Rumours have abounded in recent months about a possible Kakao IPO in May next year, and creates the basis for an interesting shift in Korea’s highly competitive internet landscape. The merged company, Daum Kakao, will be positioning itself in direct competition with Naver (Korea’s largest search portal) and Line, the messaging service that was released by NHN Corp. nine months after Kakao launched in 2011.
The deal will assume a Kakao a valuation of 3.1 trillion won ($3.03 billion), and Kakao will gain three-quarters of the new company that aims to be formed by the end of this year. Daum is currently trading at a market cap of around $1Bn.
The deal is the latest in a global series of acquisitions of mobile messaging services, including Viber ($900M by Rakuten), and WhatasApp ($19Bn by Facebook). Kakao doesn’t charge users for its messaging service and generates profits mainly from in-app purchases within games on its mobile gaming platform that launched in July 2012.
In finalising the deal, Daum Kakao will issue 43 million new shares to Kakao and Kakao’s chairman and biggest shareholder, Kim Beom-su, will become the biggest shareholder in the new company, with a 22.2% stake.
As of April, Kakao had 140 million registered users globally. That compares with about 500 million monthly active users for world-wide leader WhatsApp. Daum is one of the two big Web-portal operators in South Korea.
While analysts said that Daum is likely to benefit by taking advantage of Kakao’s strong mobile presence in the domestic market, some have questioned the advantages for Kakao. “The merger will act as a strong growth boost for Daum, which has been struggling to keep up with Naver,” one industry insider was quoted as saying.

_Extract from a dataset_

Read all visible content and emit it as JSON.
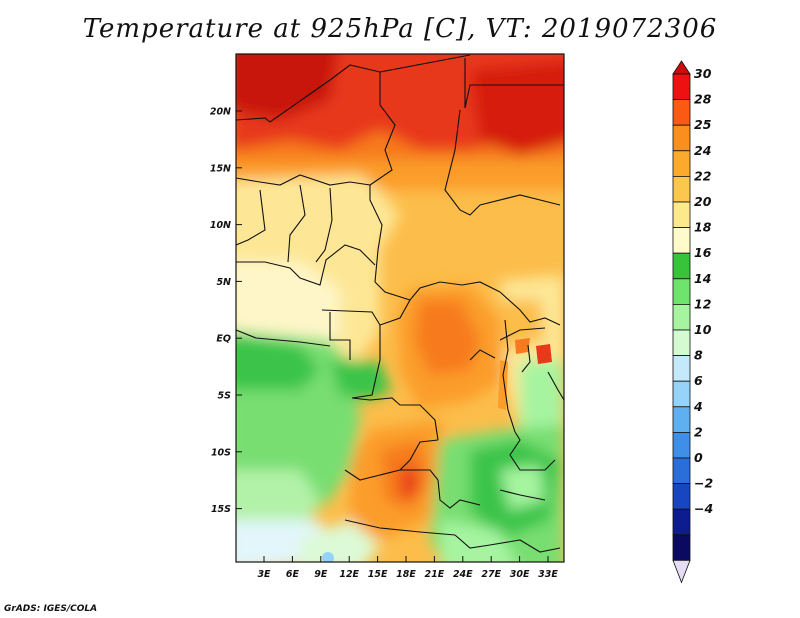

However, Kakao’s benefit is less clear to establish, as Daum is largely restricted to the Korean market and would not be able to assist Kakao’s further global growth.
“We are not exactly sure what Kakao can gain from [this] merger,” said a UBS spokesperson. “With the growth of its mobile-game business slowing in Korea, Kakao has been seeking growth drivers in the overseas market, which so far has not been easy due to intense competition.” It is not clear how a merger with Daum can catalyse global growth for the new company. However, people close to the deal have cited a faster and cheaper [back door] IPO as one benefit Kakao can expect, allowing the company to focus on growth, rather than a listing on its own.
Kakao, which is part-owned by China’s internet giant, Tencent, last month reported a 2013 net profit for 2013 of 61.4 billion won, more than 10 times the previous year’s profit of 5.3 billion won.
The deal is subject to approval by Daum and Kakao shareholders at a meeting slated for August. Daum is listed on South Korea’s technology-heavy Kosdaq market. Trading in its shares was temporarily halted Monday. On Friday, they ended 6.7% higher at 78,100 won.